Lucy aurait peut-être établi des liens étroits avec certains membres de son groupe comme les femelles parentes ou alliées. Des comportements sociaux, tels que le toilettage ou le partage occasionnel de nourriture, bien que difficiles à prouver pour son espèce, sont par ailleurs suggérés par des observations de primates modernes. Ces interactions pourraient ainsi refléter les premiers signes d’une coopération sociale plus avancée.

Les jeunes devaient occuper une place centrale dans la vie du groupe. Si Lucy avait un enfant, elle aurait probablement bénéficié d’une aide communautaire occasionnelle, un précurseur potentiel des systèmes d’entraide qui caractérisent plus tard les hominidés. La faible différence de taille entre mâles et femelles, relativement rare chez les primates, pourrait en outre indiquer une organisation sociale plus égalitaire qu’attendu.


Lucy
Comparaison des squelettes de Lucy (à gauche), d’un chimpanzé (au centre) et d’un humain moderne (à droite). Crédits : eLucy.org
australopithèques
Une illustration d’australopithèques marchant dans la cendre humide à Laetoli en Tanzanie. Crédits : Michael Hagelberg

Une mort au bord de l’eau ?

Deux théories principales tentent d’expliquer les circonstances de sa mort. La première, avancée par Donald Johanson, suggère que Lucy aurait été attaquée par un grand prédateur. Elle aurait ainsi commencé son dernier jour comme les autres en se réveillant probablement dans un nid de branches construit dans un arbre. Après une nuit à l’abri des prédateurs nocturnes, elle serait descendue pour rejoindre les membres de son groupe et partir en quête de nourriture. On imagine qu’elle a pu se retrouver seule ou en petit groupe alors qu’elle s’approchait des rives d’un lac ou d’une rivière pour boire ou explorer les environs. Lucy aurait alors été attaquée par un crocodile. Une marque de dent sur son bassin, non cicatrisée, indique en effet une blessure infligée juste avant ou après sa mort, peut-être par un animal en quête de proies.

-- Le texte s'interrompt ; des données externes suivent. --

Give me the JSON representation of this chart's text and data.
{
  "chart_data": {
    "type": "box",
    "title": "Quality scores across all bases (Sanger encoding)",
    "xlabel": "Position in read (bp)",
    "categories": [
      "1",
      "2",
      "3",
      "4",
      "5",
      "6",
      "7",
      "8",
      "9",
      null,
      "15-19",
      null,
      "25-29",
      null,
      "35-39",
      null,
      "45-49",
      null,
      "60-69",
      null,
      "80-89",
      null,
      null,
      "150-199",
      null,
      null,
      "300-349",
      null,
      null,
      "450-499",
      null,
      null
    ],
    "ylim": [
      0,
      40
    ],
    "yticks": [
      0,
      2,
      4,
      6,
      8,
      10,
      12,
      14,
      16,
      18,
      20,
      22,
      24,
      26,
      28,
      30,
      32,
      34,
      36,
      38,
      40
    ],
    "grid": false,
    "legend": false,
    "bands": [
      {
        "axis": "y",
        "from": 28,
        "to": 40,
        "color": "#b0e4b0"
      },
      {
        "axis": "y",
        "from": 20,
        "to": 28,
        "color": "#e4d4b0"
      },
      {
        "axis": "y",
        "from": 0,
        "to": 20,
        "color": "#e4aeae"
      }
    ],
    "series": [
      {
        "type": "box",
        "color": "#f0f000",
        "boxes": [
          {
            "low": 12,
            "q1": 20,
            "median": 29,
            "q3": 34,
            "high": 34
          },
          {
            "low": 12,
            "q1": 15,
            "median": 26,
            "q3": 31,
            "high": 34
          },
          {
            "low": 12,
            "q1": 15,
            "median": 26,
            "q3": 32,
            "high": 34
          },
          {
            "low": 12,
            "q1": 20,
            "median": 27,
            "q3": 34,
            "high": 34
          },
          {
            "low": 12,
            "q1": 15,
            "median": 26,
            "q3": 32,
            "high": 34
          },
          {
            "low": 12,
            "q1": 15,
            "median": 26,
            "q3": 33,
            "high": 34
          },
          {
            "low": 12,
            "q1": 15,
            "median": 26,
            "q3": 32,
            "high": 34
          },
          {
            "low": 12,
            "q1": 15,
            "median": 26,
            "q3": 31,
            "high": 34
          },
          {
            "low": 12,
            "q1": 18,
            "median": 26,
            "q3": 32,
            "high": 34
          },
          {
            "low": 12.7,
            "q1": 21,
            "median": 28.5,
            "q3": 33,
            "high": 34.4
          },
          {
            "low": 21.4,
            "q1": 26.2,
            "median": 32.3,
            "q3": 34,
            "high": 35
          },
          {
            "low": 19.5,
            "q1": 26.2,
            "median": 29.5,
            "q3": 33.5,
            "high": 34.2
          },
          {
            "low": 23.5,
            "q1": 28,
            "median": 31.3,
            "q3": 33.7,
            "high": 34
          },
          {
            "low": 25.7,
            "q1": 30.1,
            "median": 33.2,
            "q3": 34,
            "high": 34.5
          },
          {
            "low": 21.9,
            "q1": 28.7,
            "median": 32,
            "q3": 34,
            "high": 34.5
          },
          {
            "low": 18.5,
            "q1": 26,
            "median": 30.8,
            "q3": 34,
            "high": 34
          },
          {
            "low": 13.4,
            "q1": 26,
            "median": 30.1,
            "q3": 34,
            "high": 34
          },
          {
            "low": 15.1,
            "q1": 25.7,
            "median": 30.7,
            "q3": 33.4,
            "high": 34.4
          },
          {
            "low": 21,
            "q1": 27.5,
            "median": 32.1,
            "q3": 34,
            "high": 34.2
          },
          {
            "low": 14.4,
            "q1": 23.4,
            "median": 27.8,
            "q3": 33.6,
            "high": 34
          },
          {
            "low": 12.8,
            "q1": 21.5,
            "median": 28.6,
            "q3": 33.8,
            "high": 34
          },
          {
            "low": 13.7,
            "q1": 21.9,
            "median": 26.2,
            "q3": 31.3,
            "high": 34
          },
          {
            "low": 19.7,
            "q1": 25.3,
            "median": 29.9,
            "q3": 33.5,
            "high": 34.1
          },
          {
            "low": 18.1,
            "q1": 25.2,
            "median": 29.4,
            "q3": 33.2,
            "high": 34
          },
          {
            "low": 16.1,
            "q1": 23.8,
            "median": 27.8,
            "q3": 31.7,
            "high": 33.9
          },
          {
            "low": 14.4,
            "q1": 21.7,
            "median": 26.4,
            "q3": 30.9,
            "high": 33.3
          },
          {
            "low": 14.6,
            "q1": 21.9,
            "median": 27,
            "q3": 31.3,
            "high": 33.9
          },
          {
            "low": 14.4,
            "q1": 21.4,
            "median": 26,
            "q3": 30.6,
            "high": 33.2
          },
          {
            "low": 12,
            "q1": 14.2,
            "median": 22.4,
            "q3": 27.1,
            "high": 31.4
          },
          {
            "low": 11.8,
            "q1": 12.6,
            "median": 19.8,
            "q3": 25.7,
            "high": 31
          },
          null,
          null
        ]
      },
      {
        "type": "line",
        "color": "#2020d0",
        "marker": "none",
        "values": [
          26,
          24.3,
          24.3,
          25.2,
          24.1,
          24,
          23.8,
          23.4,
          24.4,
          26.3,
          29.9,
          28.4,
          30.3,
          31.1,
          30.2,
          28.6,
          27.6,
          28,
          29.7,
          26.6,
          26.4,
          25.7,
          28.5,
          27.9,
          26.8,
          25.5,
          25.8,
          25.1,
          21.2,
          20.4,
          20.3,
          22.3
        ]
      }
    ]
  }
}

La seconde théorie, développée en 2016, propose néanmoins une fin différente : une chute depuis un arbre. Des fractures observées sur son épaule, ses côtes et ses genoux témoignent en effet d’un impact violent compatible avec une chute d’une hauteur considérable. Peut-être que fatiguée après une journée éprouvante, Lucy s’était-elle assoupie sur une branche et aurait perdu son équilibre. Les arbres étaient effectivement à la fois des refuges et des lieux de risque. Une chute fatale de cette hauteur aurait alors entraîné une agonie brève, mais intense.

Lucy
Une vue de Hadar, en Éthiopie, près de l’endroit où Lucy a été retrouvée. Crédits : Institute of Human Origins, Université d’État de l’Arizona.

La solitude des derniers instants

Dans les moments qui ont suivi sa blessure ou sa chute, Lucy aurait été dans une situation désespérée. Son isolement apparent pourrait refléter une séparation temporaire d’avec son groupe, peut-être lors d’une exploration solitaire ou en petit comité. Une autre possibilité est qu’elle ait été laissée seule après son accident, son état empêchant ses congénères de rester à ses côtés plus longtemps.


Les comportements des primates modernes offrent des parallèles intrigants. Chez les chimpanzés, par exemple, les membres d’un groupe examinent souvent un congénère mourant ou décédé en manifestant des gestes d’attention qui suggèrent une compréhension primitive de la mort. Chez Lucy et les siens, de tels comportements pourraient avoir existé, bien qu’ils aient été limités par une priorité à la survie collective.

Si son groupe l’avait abandonnée, ce choix aurait été pragmatique, dicté par les lois implacables de la sélection naturelle. Pourtant, la simple idée que ses congénères aient pu observer sa mort, même brièvement, ajoute une dimension poignante à cette scène finale.